第2章 30話 シーファウの水色の瞳①

「あ、あの、シーファウ王子。そうじゃなくて。今度は腕が動かない呪いなんです。ずっと動きません」


「え? なんでだろうね」


 シーファウの言いようは冷たい。涙が出そうになった。


「え? アイリーナ。本気で悲しいの? さっきの話、本当なの?」


 シーファウはそっとアイリーナのとなりにすわり、背中を撫でる。


「わるかったよ。きっと呪いだよね。……脚に呪いが?」


 シーファウは自分のペンダントを外す。アイリーナの首に掛けた。


「これは封じを強化する霊石だよ。どう? 脚は動く?」


 アイリーナはゆっくり脚に力を入れる。ふしぎなくらいにすぐ、脚は動くようになった。


 だが、涙がぽろぽろこぼれた。


 シーファウはアイリーナを覗き込む。

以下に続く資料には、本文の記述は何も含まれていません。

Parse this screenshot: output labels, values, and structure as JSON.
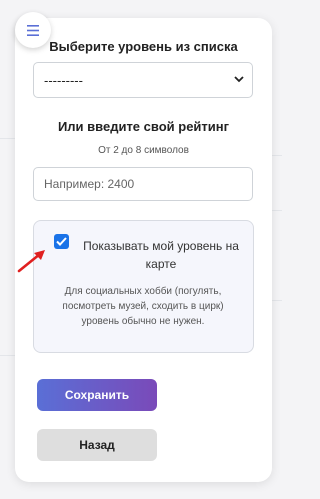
{
  "header": {
    "menu_icon": "hamburger-icon"
  },
  "level_section": {
    "title": "Выберите уровень из списка",
    "select_value": "---------"
  },
  "rating_section": {
    "title": "Или введите свой рейтинг",
    "hint": "От 2 до 8 символов",
    "input_value": "",
    "input_placeholder": "Например: 2400"
  },
  "map_option": {
    "checked": true,
    "label": "Показывать мой уровень на карте",
    "description": "Для социальных хобби (погулять, посмотреть музей, сходить в цирк) уровень обычно не нужен."
  },
  "buttons": {
    "save_label": "Сохранить",
    "back_label": "Назад"
  },
  "colors": {
    "accent": "#1a73e8",
    "save_gradient_start": "#5a6fd6",
    "save_gradient_end": "#7a4ab9",
    "annotation_arrow": "#e02020"
  }
}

透きとおった水色の瞳がきれいだ。


 思わず、アイリーナはシーファウの袖をつかんだ。


 シーファウが優しく手を重ねる。


「ねえ、アイリーナ。呪いが強くなるなんて心配だよ。もう少し離宮に逗まらない?」


 シーファウのきれいで優しい水色の瞳が、心でいっぱいになる。体の芯が温かくなった。


 シーファウ王子は、どうしてこんなに人を惹きつけるんだろう。


 鼓動が早くなった。アイリーナはぎゅっと目を閉じた。